Incidence of influenza and COVID-19 by week in Canada in relation to the implementation of control measures to limit the spread of COVID-19

The number of laboratory-documented outbreaks also appeared to be related to the onset of COVID-19 measures. Significantly lower numbers of outbreaks in several types of facilities were documented in 2020 as compared with previous seasons. In addition, the number of outbreaks reported in each facility was found to be significantly less between weeks 13 and 18 than in the previously reported time periods. These findings correspond to the approximate dates at which key closures or restrictions were implemented by various levels of government (Fig. 4). For example, the closure of public schools in the province of Ontario and the restrictions imposed on visiting seniors in long-term care facilities in two provinces, Ontario and Quebec, align with decreased documented influenza outbreaks in those particular settings. While the exact effect of social distancing measures on influenza outbreaks is difficult to quantify, it would be useful to have a better understanding about how human behaviours could be modified to more effectively protect those who are vulnerable.

This study is not without limitations. First, Canada’s geography makes it difficult to conduct influenza surveillance, as the timing and burden of influenza activity differ considerably across the country (Public Health Agency of Canada, 2019a, b). Health ministries and hospitals that participate in FluWatch vary in the information collected and recorded and the heterogeneity in flu surveillance data presents challenges to having a comprehensive and representative dataset for analysis. Furthermore, FluWatch data are not disaggregated by sex and age, which limits our analyses to generalizations across the population, although there may have been quite different results within population groups. High variability between annual influenza seasons makes comparison difficult. We endeavoured to overcome this limitation by performing the comparison across several influenza seasons, and incorporate weeks 41 to 6 into our analysis, before the first COVID-19 case diagnosed in Canada (Marchand-Senécal et al., 2020). Additionally, many people with mild to moderate illnesses or ILI may have avoided clinics, thus limiting the number of influenza tests ordered and documented. This would have been especially true during the first peak of the COVID-19 pandemic when Canadians were strongly encouraged to self-isolate and remain socially distant.

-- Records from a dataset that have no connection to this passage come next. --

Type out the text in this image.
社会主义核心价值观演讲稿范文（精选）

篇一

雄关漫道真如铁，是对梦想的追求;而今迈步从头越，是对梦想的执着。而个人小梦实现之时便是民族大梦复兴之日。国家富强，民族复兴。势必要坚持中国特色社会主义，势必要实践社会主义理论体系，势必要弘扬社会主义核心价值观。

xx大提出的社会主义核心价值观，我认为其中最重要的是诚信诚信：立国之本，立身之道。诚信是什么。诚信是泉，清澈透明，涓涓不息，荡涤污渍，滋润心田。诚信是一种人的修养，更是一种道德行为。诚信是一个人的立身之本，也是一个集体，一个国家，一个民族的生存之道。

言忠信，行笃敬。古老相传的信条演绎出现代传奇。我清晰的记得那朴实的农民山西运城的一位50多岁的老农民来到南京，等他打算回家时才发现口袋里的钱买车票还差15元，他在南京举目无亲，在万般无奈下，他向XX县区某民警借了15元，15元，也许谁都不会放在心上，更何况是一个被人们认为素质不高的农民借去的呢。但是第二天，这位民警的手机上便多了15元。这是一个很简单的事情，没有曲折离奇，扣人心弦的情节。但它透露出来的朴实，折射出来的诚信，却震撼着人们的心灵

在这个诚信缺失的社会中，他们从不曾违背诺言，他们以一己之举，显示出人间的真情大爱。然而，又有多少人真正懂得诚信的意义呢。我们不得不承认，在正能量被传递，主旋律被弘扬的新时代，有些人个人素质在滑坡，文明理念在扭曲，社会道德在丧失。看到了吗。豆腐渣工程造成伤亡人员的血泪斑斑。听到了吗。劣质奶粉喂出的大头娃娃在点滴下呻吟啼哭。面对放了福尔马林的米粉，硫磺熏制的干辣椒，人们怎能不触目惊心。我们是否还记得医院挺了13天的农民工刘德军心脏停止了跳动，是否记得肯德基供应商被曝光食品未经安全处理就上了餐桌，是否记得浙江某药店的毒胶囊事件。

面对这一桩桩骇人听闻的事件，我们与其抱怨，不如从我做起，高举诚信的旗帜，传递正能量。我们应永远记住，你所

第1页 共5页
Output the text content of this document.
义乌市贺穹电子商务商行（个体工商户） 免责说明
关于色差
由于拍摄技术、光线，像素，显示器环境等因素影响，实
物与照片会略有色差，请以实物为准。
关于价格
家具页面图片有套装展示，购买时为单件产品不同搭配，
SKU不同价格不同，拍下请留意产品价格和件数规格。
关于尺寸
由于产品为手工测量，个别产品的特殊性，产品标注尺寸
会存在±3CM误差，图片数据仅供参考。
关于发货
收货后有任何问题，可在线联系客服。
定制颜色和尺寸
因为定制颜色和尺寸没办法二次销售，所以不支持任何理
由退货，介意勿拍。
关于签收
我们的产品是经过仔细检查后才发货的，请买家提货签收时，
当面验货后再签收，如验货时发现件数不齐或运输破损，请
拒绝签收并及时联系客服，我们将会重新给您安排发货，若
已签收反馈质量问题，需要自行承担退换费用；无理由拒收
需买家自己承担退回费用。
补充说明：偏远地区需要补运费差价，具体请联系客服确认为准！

The measures and policies that were implemented in Canada to limit the spread of COVID-19 appear to have led to a corresponding decrease in the incidence of seasonal influenza virus. However, specific policies that were effective in controlling the pandemic, for example social gathering and travel restrictions, are unlikely to be implemented annually. In contrast, more simple behaviours related to social distancing, limited gathering sizes, and improving personal hygiene are still effective in controlling the spread of influenza and may also be more readily adopted (Chiu et al., 2020; Fong et al., 2020). Ultimately, further research will be necessary to determine how we can effectively use this information to inform policies and behaviours that lessen the burden of seasonal influenza for Canadians and upon our healthcare system.

Contributions to knowledge

What does this study add to existing knowledge?

  • This study aimed to study the effectiveness of specific policies and measures that were implemented to control the COVID-19 pandemic. The knowledge gained provides insight into specific behaviours that are effective in controlling the spread of influenza and serve as the basis for future research that helps us lessen the burden of seasonal influenza going forward.

    What are the key implications for public health interventions, practice or policy?

  • Key implications for public health policy that can be taken from this study suggest that relatively simple behaviours are effective at lessening the spread of influenza. Public health interventions endorsing personal hygiene or social distancing may serve as effective means by which we can reduce the spread of transmissible viruses in the future.